Frank Talk: Busting Myths About Dobbs & Federal Late-Term Abortion Limits
In this week’s episode of Frankly With Frank, strategists Frank Cannon and Bob Heckman discuss the genius of Sen. Lindsey Graham’s Protecting Pain-Capable Unborn Children from Late-Term Abortion Act and address some common misunderstandings about the bill.
In media coverage of the Dobbs case, we frequently see one big error: “The Supreme Court sent the abortion issue back to the states.”
As America grapples with going from theoretically protecting the unborn and their mothers to protecting them in reality, this phrase has taken on an “everyone knows that” status. The problem is, it’s not what the decision says at all.
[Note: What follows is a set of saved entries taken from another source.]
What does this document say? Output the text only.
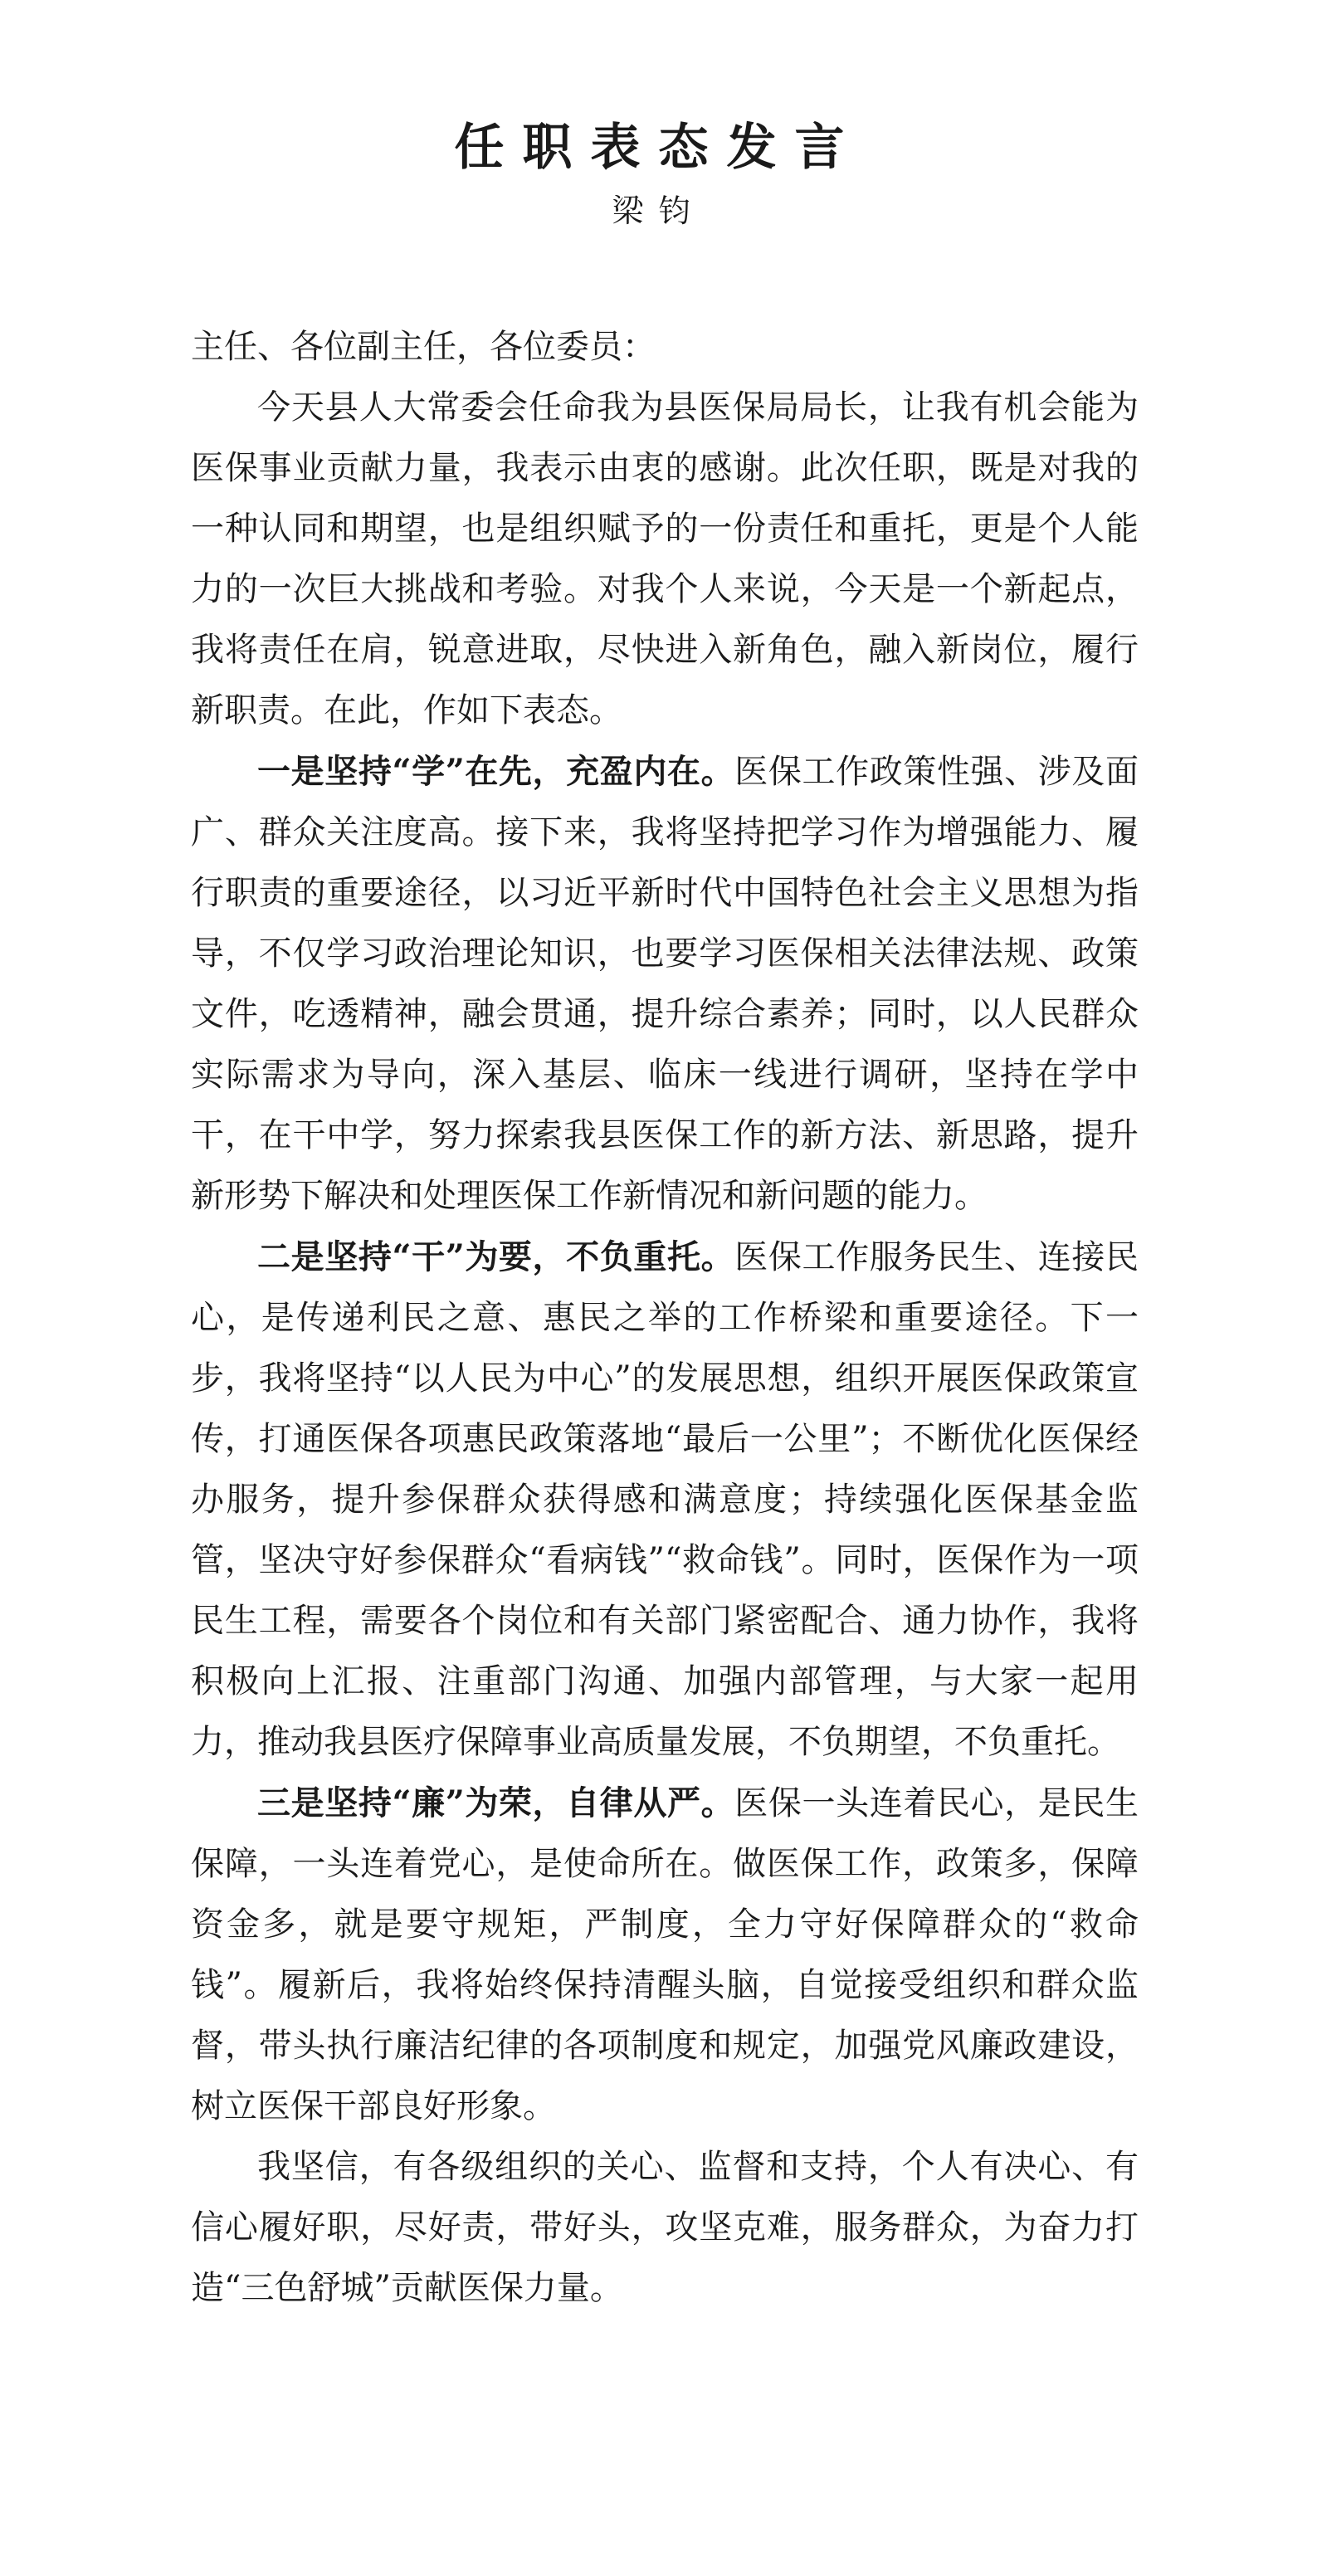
任职表态发言
梁钧

主任、各位副主任，各位委员：

今天县人大常委会任命我为县医保局局长，让我有机会能为医保事业贡献力量，我表示由衷的感谢。此次任职，既是对我的一种认同和期望，也是组织赋予的一份责任和重托，更是个人能力的一次巨大挑战和考验。对我个人来说，今天是一个新起点，我将责任在肩，锐意进取，尽快进入新角色，融入新岗位，履行新职责。在此，作如下表态。

一是坚持“学”在先，充盈内在。医保工作政策性强、涉及面广、群众关注度高。接下来，我将坚持把学习作为增强能力、履行职责的重要途径，以习近平新时代中国特色社会主义思想为指导，不仅学习政治理论知识，也要学习医保相关法律法规、政策文件，吃透精神，融会贯通，提升综合素养；同时，以人民群众实际需求为导向，深入基层、临床一线进行调研，坚持在学中干，在干中学，努力探索我县医保工作的新方法、新思路，提升新形势下解决和处理医保工作新情况和新问题的能力。

二是坚持“干”为要，不负重托。医保工作服务民生、连接民心，是传递利民之意、惠民之举的工作桥梁和重要途径。下一步，我将坚持“以人民为中心”的发展思想，组织开展医保政策宣传，打通医保各项惠民政策落地“最后一公里”；不断优化医保经办服务，提升参保群众获得感和满意度；持续强化医保基金监管，坚决守好参保群众“看病钱”“救命钱”。同时，医保作为一项民生工程，需要各个岗位和有关部门紧密配合、通力协作，我将积极向上汇报、注重部门沟通、加强内部管理，与大家一起用力，推动我县医疗保障事业高质量发展，不负期望，不负重托。

三是坚持“廉”为荣，自律从严。医保一头连着民心，是民生保障，一头连着党心，是使命所在。做医保工作，政策多，保障资金多，就是要守规矩，严制度，全力守好保障群众的“救命钱”。履新后，我将始终保持清醒头脑，自觉接受组织和群众监督，带头执行廉洁纪律的各项制度和规定，加强党风廉政建设，树立医保干部良好形象。

我坚信，有各级组织的关心、监督和支持，个人有决心、有信心履好职，尽好责，带好头，攻坚克难，服务群众，为奋力打造“三色舒城”贡献医保力量。
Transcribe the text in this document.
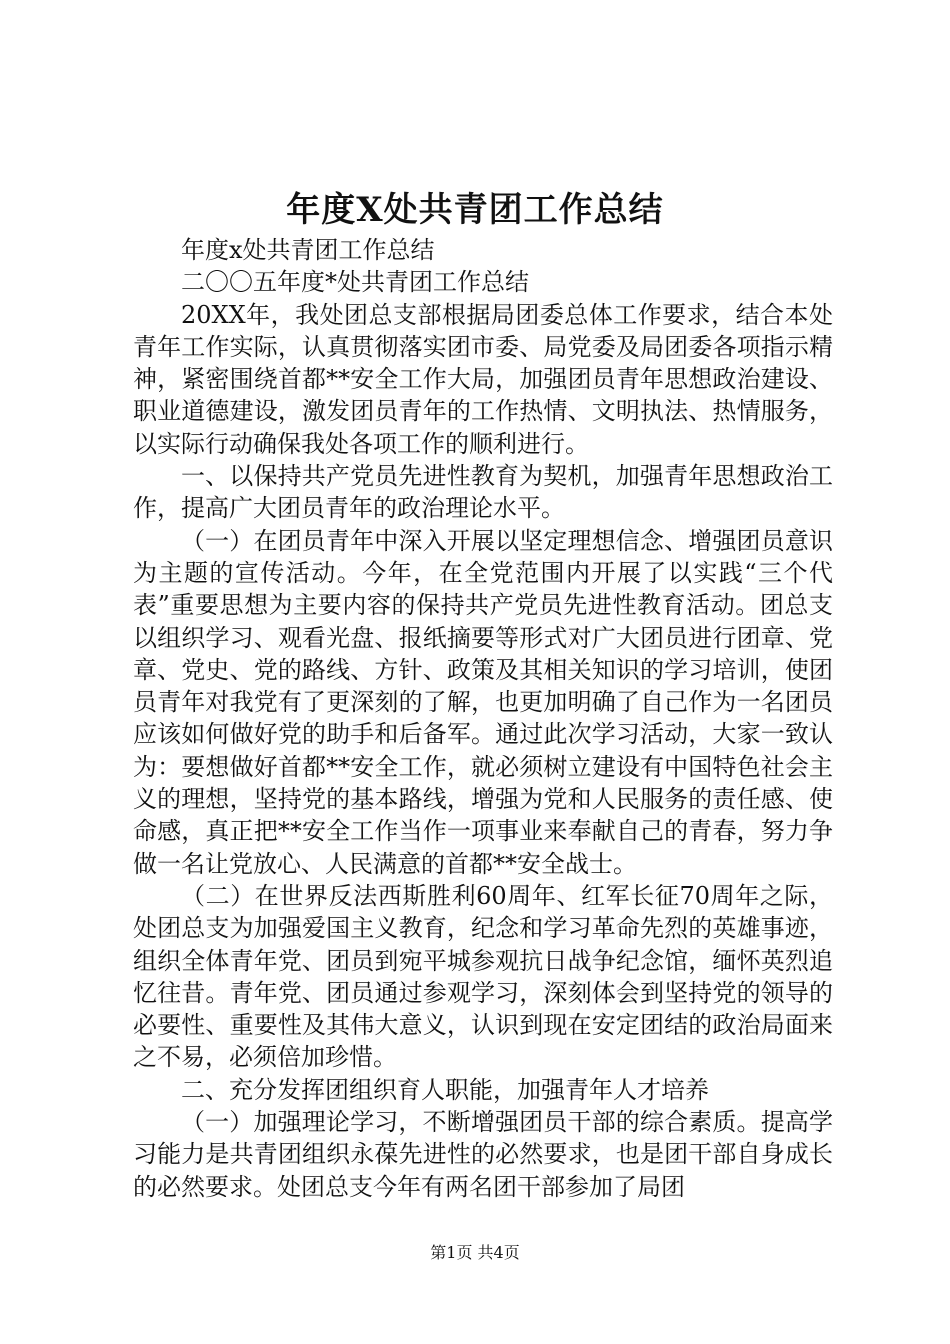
年度X处共青团工作总结

年度x处共青团工作总结

二〇〇五年度*处共青团工作总结

20XX年，我处团总支部根据局团委总体工作要求，结合本处青年工作实际，认真贯彻落实团市委、局党委及局团委各项指示精神，紧密围绕首都**安全工作大局，加强团员青年思想政治建设、职业道德建设，激发团员青年的工作热情、文明执法、热情服务，以实际行动确保我处各项工作的顺利进行。

一、以保持共产党员先进性教育为契机，加强青年思想政治工作，提高广大团员青年的政治理论水平。

（一）在团员青年中深入开展以坚定理想信念、增强团员意识为主题的宣传活动。今年，在全党范围内开展了以实践“三个代表”重要思想为主要内容的保持共产党员先进性教育活动。团总支以组织学习、观看光盘、报纸摘要等形式对广大团员进行团章、党章、党史、党的路线、方针、政策及其相关知识的学习培训，使团员青年对我党有了更深刻的了解，也更加明确了自己作为一名团员应该如何做好党的助手和后备军。通过此次学习活动，大家一致认为：要想做好首都**安全工作，就必须树立建设有中国特色社会主义的理想，坚持党的基本路线，增强为党和人民服务的责任感、使命感，真正把**安全工作当作一项事业来奉献自己的青春，努力争做一名让党放心、人民满意的首都**安全战士。

（二）在世界反法西斯胜利60周年、红军长征70周年之际，处团总支为加强爱国主义教育，纪念和学习革命先烈的英雄事迹，组织全体青年党、团员到宛平城参观抗日战争纪念馆，缅怀英烈追忆往昔。青年党、团员通过参观学习，深刻体会到坚持党的领导的必要性、重要性及其伟大意义，认识到现在安定团结的政治局面来之不易，必须倍加珍惜。

二、充分发挥团组织育人职能，加强青年人才培养

（一）加强理论学习，不断增强团员干部的综合素质。提高学习能力是共青团组织永葆先进性的必然要求，也是团干部自身成长的必然要求。处团总支今年有两名团干部参加了局团

第1页 共4页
Certainly, state lawmakers have regained freedom to act that they haven’t had in 50 years. That said, the core holding of the case reads (emphasis ours):
Held: The Constitution does not confer a right to abortion; Roe and Casey are overruled; and the authority to regulate abortion is returned to the people and their elected representatives.
Justice Kavanaugh’s concurring opinion gets even more specific:
The Constitution is neutral and leaves the issue for the people and their elected representatives to resolve through the democratic process in the States or Congress—like the numerous other difficult questions of American social and economic policy that the Constitution does not address.
This makes sense when we consider the federal Partial-Birth Abortion Ban, which was upheld by the Supreme Court in Gonzales v. Carhart in 2007.
In the Dobbs era, the people are empowered to speak through all their elected legislators – which of course includes Congress. Pass it on.